– Я влюблен в тебя, Мадлен.
– В девку мадам Лу?…
– Не смей о себе так говорить.
– Почему я должна что-либо с тобой не сметь. Ты же мне разрешаешь все.
Он представил ее в объятьях; она выделывала то, что не под силу ни одной смертной. Она знала ужас мистерий. Она ведала тишину молитвы и сакрала. Он преклонялся перед ее Искусством Любви. Этому нельзя научиться, это не опыт; не грязные разнузданные ночи у мадам. Это иное. То, в чем она сама не отдает себе никакого отчета.
– Да. Я разрешаю тебе все.
– Разреши тогда, чтоб художник написал мой портрет. Вон он. Под тем каштаном. Сидит на лавке. Рисует танцующие пары. Эй, художник!.. Сюда, сюда!..
Маленький горбатый человечек в надвинутой на глаза шляпе поднял от холста, вымазанного красками, угрюмое лицо. Челюсть выдвинута вперед. Глаза дико горят в подлобье. Горб торчит вызывающе. Каждый несет свой горб. Каждый несет свой Крест. Как мешок с картошкой на спине. Как мешок с отрубями. С камнями, с голышами. И постепенно мешок превращается в горб. Сбросить его нельзя. Граф, я стану для тебя когда-то таким мешком?! Вросшим в хребет горбом?!
Не дай Бог до этого дожить.
У нас не будет горбов. Мы избегнем их. Мы не верблюды.

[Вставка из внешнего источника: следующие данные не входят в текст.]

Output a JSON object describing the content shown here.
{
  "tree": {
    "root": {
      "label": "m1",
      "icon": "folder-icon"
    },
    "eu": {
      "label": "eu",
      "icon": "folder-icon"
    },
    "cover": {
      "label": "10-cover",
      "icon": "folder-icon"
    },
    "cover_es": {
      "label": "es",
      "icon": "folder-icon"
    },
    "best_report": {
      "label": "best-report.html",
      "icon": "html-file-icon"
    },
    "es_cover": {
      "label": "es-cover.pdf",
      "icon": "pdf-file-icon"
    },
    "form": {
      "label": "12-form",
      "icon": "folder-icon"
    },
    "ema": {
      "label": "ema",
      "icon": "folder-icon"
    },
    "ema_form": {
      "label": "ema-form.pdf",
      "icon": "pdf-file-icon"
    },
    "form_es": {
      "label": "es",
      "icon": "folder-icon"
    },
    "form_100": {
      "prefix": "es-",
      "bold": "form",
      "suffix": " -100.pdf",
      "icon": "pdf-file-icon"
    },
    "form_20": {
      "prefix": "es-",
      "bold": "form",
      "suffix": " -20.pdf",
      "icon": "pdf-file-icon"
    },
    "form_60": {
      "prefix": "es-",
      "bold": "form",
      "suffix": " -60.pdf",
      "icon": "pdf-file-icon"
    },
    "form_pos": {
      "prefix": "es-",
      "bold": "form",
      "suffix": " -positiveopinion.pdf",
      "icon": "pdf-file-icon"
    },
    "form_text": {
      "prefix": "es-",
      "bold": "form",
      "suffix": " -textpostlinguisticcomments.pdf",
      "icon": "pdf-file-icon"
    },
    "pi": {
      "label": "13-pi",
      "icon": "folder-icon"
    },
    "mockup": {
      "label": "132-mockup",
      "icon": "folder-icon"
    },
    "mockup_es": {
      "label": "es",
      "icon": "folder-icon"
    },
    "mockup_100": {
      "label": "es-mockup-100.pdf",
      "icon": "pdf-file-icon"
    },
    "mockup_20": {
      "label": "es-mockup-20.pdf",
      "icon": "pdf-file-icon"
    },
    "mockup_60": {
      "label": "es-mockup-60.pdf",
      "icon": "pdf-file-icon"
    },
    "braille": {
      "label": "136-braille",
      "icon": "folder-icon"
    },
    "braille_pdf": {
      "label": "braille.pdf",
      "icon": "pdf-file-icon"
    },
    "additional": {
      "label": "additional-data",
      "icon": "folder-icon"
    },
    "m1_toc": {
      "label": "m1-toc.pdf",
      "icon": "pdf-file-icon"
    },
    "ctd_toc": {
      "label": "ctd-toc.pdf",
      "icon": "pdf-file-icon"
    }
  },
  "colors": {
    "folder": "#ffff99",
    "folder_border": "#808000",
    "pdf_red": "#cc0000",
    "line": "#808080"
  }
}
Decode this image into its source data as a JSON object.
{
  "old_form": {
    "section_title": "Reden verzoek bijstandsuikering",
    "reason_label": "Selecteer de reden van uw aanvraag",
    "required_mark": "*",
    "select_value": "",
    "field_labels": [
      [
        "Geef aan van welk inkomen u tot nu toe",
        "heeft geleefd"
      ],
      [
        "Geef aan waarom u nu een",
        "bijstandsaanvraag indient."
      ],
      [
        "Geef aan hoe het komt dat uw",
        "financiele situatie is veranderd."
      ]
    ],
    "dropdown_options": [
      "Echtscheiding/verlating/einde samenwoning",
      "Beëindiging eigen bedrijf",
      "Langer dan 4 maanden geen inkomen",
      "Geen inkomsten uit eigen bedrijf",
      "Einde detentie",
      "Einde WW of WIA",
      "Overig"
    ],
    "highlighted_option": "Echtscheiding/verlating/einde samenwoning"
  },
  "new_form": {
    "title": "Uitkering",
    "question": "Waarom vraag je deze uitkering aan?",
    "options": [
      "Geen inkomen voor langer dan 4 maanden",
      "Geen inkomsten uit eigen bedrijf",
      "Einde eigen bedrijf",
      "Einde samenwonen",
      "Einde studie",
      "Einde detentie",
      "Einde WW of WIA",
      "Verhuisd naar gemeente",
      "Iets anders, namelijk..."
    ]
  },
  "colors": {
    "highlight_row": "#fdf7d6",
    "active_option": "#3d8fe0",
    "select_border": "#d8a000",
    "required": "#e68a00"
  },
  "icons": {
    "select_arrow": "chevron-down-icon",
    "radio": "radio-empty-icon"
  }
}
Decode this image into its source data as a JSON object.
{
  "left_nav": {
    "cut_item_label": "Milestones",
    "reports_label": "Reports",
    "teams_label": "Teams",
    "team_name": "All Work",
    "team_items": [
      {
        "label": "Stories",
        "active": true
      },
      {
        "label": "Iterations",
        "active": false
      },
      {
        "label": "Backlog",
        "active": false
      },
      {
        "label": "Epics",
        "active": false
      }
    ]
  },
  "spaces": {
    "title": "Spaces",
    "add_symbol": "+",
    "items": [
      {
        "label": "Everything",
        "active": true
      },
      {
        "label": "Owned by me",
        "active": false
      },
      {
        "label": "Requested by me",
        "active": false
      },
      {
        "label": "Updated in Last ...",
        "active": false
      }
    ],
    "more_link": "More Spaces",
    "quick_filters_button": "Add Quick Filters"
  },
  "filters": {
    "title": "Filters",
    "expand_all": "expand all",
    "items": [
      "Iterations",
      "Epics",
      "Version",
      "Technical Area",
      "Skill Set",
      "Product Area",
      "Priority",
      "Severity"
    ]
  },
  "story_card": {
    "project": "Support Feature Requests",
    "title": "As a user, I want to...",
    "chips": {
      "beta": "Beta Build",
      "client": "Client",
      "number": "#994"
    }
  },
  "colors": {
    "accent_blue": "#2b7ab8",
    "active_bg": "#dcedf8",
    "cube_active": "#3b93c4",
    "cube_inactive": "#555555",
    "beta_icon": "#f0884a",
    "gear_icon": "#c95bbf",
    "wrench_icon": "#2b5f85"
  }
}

Мы не верблюды, мы не слоны!.. Мы маленькие лисята на балу!.. У нас шейки в бантиках. В рюшечках. Господин живописец, нарисуйте меня такой, какая я есть!.. Ничего не придумывайте!..
Горбун аккуратно сложил кисти на угол большой, изгвазданной кучками красок палитры, кряхтя, приподнял зад от скамьи, подошел к красивой, богато одетой паре. Это заказ; они богачи; не надо упускать. Сегодня ты поживишься еще, парень. Ты сделаешь не только свои наброски, но и выдоишь монеты из этих хлыщей. Девка отличная. Писать с нее обнаженку – лучшая участь. Такой натуры он не видал даже в Алжире, а алжирки – роскошные павы, гораздо великолепнее, чем девушки Эроп. А еще лучше островитянки. Мальдивки… Он плавал на Мальдивы на корабле. Писал там, как пьяный, как бешеный. Много холстов сгорело при пожаре корабля, на котором он возвращался. Матросы вопили, выбрасывались в горящих одеждах за борт. Он обмотался холстами, какими смог, и тоже сиганул в ледяную воду. Берег был близко, рифы. Он хороший пловец. Его спас Бог. Его выбросило там, где не было острых скал, и он не пропорол себе грудь.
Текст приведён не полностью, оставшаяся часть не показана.